The Ultimate Warrior has been known to say some pretty fucked up things. But when he gets in your face and says stuff like, “You want to be a fucking monster? Be it, body, mind and soul, every-fucking-thing. I saw that fucking belly. Rip that fucking gut into an eight pack. Look like a fucking god up there. LOOK LIKE THE FUCKING IMAGES THEY PUT ON THOSE T-SHIRTS! BE SOMETHING!,” it can be pretty intimidating. Especially when he also makes you do 50 push-ups and run around a parking lot with heavy chains draped around your neck. But in the case of Asking Alexandria front man Danny Worsnop, whose sex, drugs and rock ‘n’ roll lifestyle appeared to be steering the band into oblivion just as last year’s aptly-titled Reckless & Relentless (as well as the Stepped Up and Scratched remix album) was released, it was clearly very motivating.
Having just finished this summer’s Mayhem Festival, Worsnop and his bandmates look to put the finishing touches on the band’s third album before heading to South America for a fall tour. Before all that, however, Wrestling with Pop Culture had an opportunity to talk to Worsnop about Asking Alexandria’s appearance on the pilot episode of The Warrior Show, the band’s use of electro and dubstep in its heavy metal sound, and the short film that shows the debauchery that led up to the band’s encounter with the Warrior.
Those cowboy boots you’re wearing look familiar. Aren’t those the same ones you have on in the pilot episode of The Warrior Show?
How did Asking Alexandria’s inclusion on that show come about?
It came about as an elaborate ploy to get me to lose weight, via my record label and the Warrior. I had gotten up to 210 pounds and it was their elaborate way of posing to me, “Danny, you’re going to be on a TV show.” I was like, “Hell yeah, I’m going to be on a TV show!” I didn’t realize at the time that it was just a ploy, but it worked.
It being the pilot episode, do you know what the status of the show is now?
I don’t. I haven’t seen him in a while because I’ve been on the road. I’m going to try to get together with him and find out.
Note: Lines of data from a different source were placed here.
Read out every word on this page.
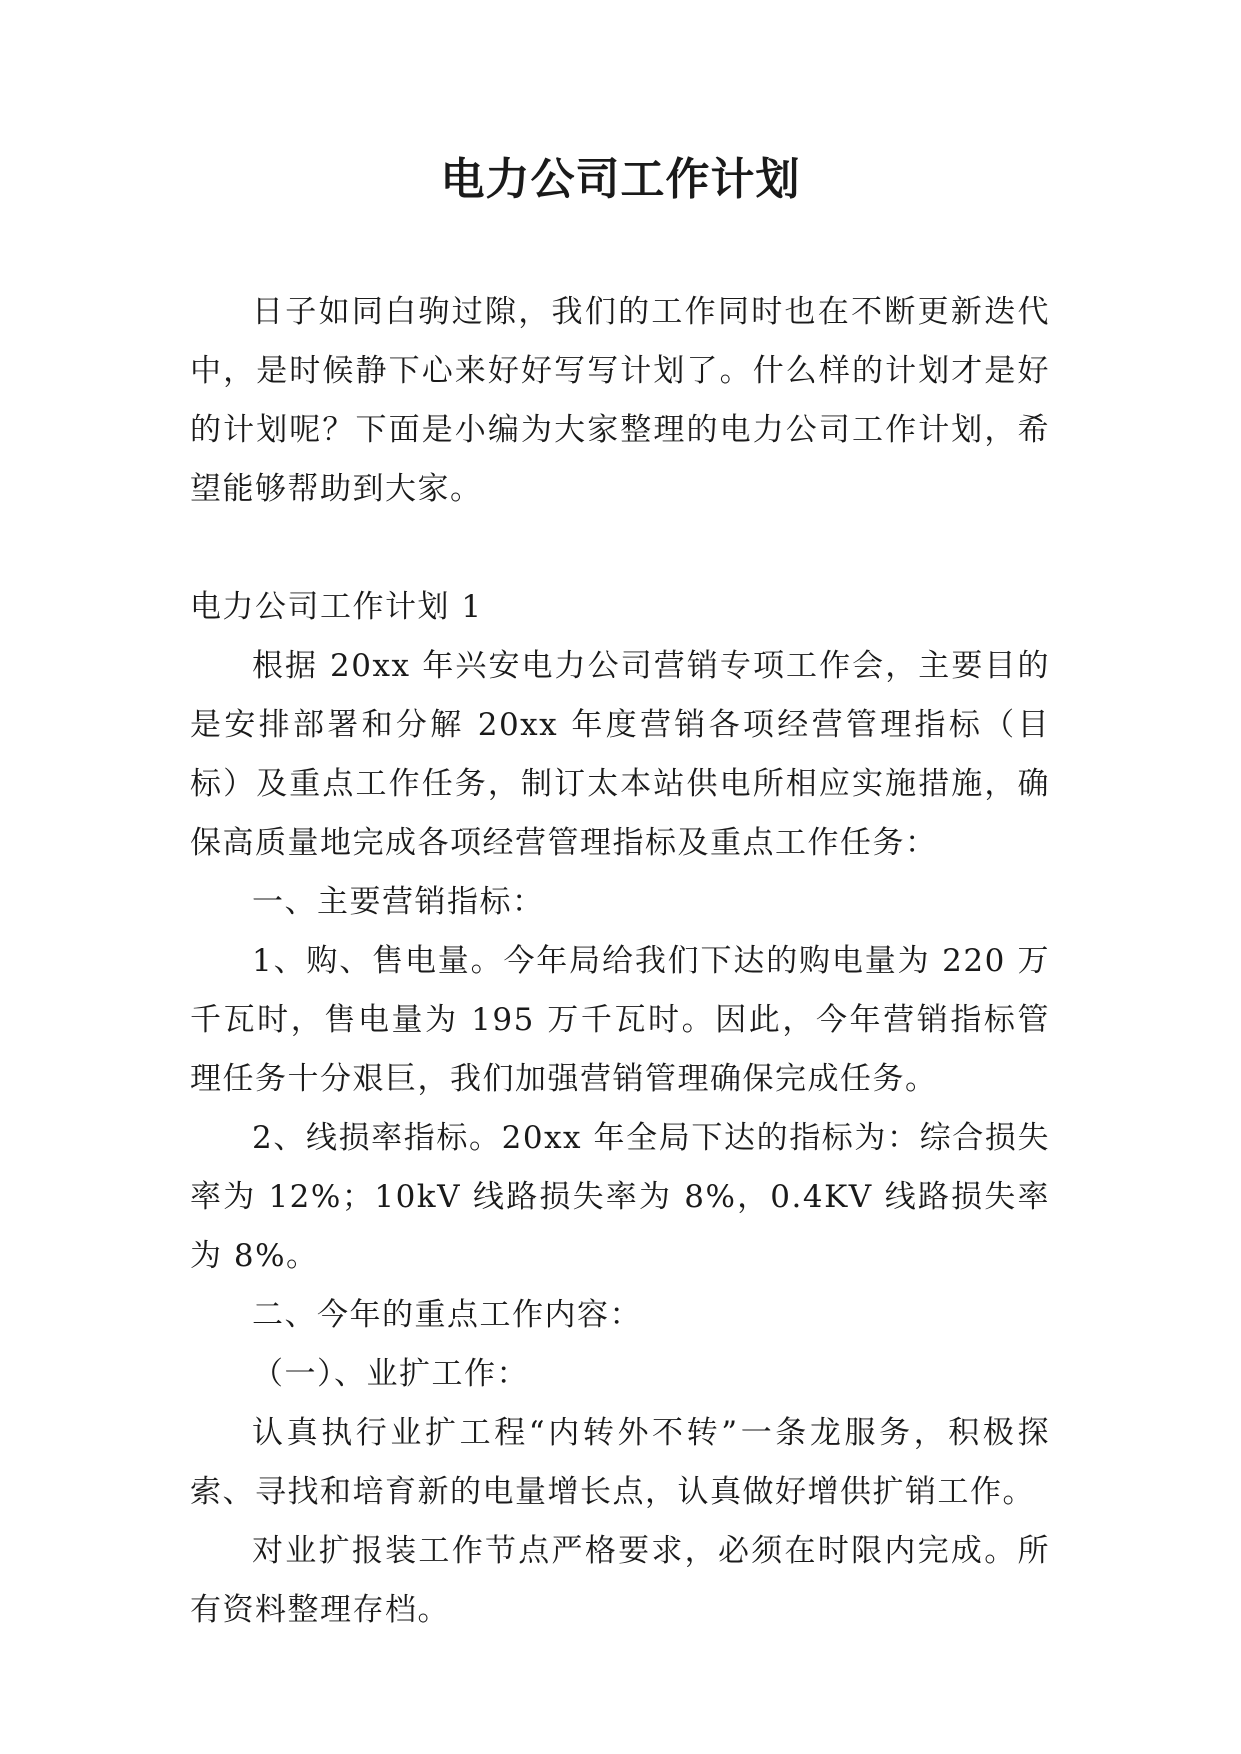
电力公司工作计划

日子如同白驹过隙，我们的工作同时也在不断更新迭代中，是时候静下心来好好写写计划了。什么样的计划才是好的计划呢？下面是小编为大家整理的电力公司工作计划，希望能够帮助到大家。

电力公司工作计划 1

根据 20xx 年兴安电力公司营销专项工作会，主要目的是安排部署和分解 20xx 年度营销各项经营管理指标（目标）及重点工作任务，制订太本站供电所相应实施措施，确保高质量地完成各项经营管理指标及重点工作任务：

一、主要营销指标：

1、购、售电量。今年局给我们下达的购电量为 220 万千瓦时，售电量为 195 万千瓦时。因此，今年营销指标管理任务十分艰巨，我们加强营销管理确保完成任务。

2、线损率指标。20xx 年全局下达的指标为：综合损失率为 12%；10kV 线路损失率为 8%，0.4KV 线路损失率为 8%。

二、今年的重点工作内容：

（一）、业扩工作：

认真执行业扩工程“内转外不转”一条龙服务，积极探索、寻找和培育新的电量增长点，认真做好增供扩销工作。

对业扩报装工作节点严格要求，必须在时限内完成。所有资料整理存档。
How long ago was that episode recorded?
The whole band was part of the show…
Yes, but it was very much targeted at me.
Have you taken the Warrior’s teachings with you since the show was recorded?
I’ve lost 30 pounds!
You were also chugging a bottle of wine at the beginning of that show…
And I’ve quit drinking since then and quit drugs. I’ve had a life turnaround, not directly because of the show. There was other stuff involved with the alcohol and drugs, but the weight loss can definitely be attributed to the Warrior and his show.
Your latest album came out last year, and a remix album came out around the same time that you were doing The Warrior Show.
We didn’t actually write any of it. It was all other artists’ takes on what we’ve written previously. We mentioned that we wanted to do it and people started approaching us. So we just selected the best ones and put them on the CD. I think they came out really well and the respective artists did a really good job of interpreting the music.
Your last album had hints of electronica to it, so I guess it lends itself to that kind of thing. Is that something you think you’ll continue developing as you record your next album?
We’re writing our new album right now and there hasn’t really been any of that yet. But I guess we’ll see, through the recording process, what comes out of it.
How far along are you with the new album?
I’m halfway through recording it. I’m recording the second half in September and it should be out in late November/beginning of December. We also have a short film called Through Sin + Self -Destruction available on iTunes. It consists of three songs and it’s a story about debauchery in Los Angeles. There’s talks of there being a full-length movie next year. It’s autobiographical, but not jumping on this trend that’s currently forming. It’s not for cinema release or anything, it’s just some insight into our story, which is very interesting. It’s a very, very long story, so the film is going to be about two hours long.
Given that you’ve worked with the Warrior now, have you guys ever been approached by other wrestlers who want to use your music as their entrance themes or anything like that?
There were talks with WWE for a short time about us doing the opening credit music. That just kind of dwindled out, but I think that’s something I’d like to try and re-establish and go with. We’ve done some stuff in the MMA community, but not really much within the wrestling community, although I would like to. There are two fighters in England that use our music.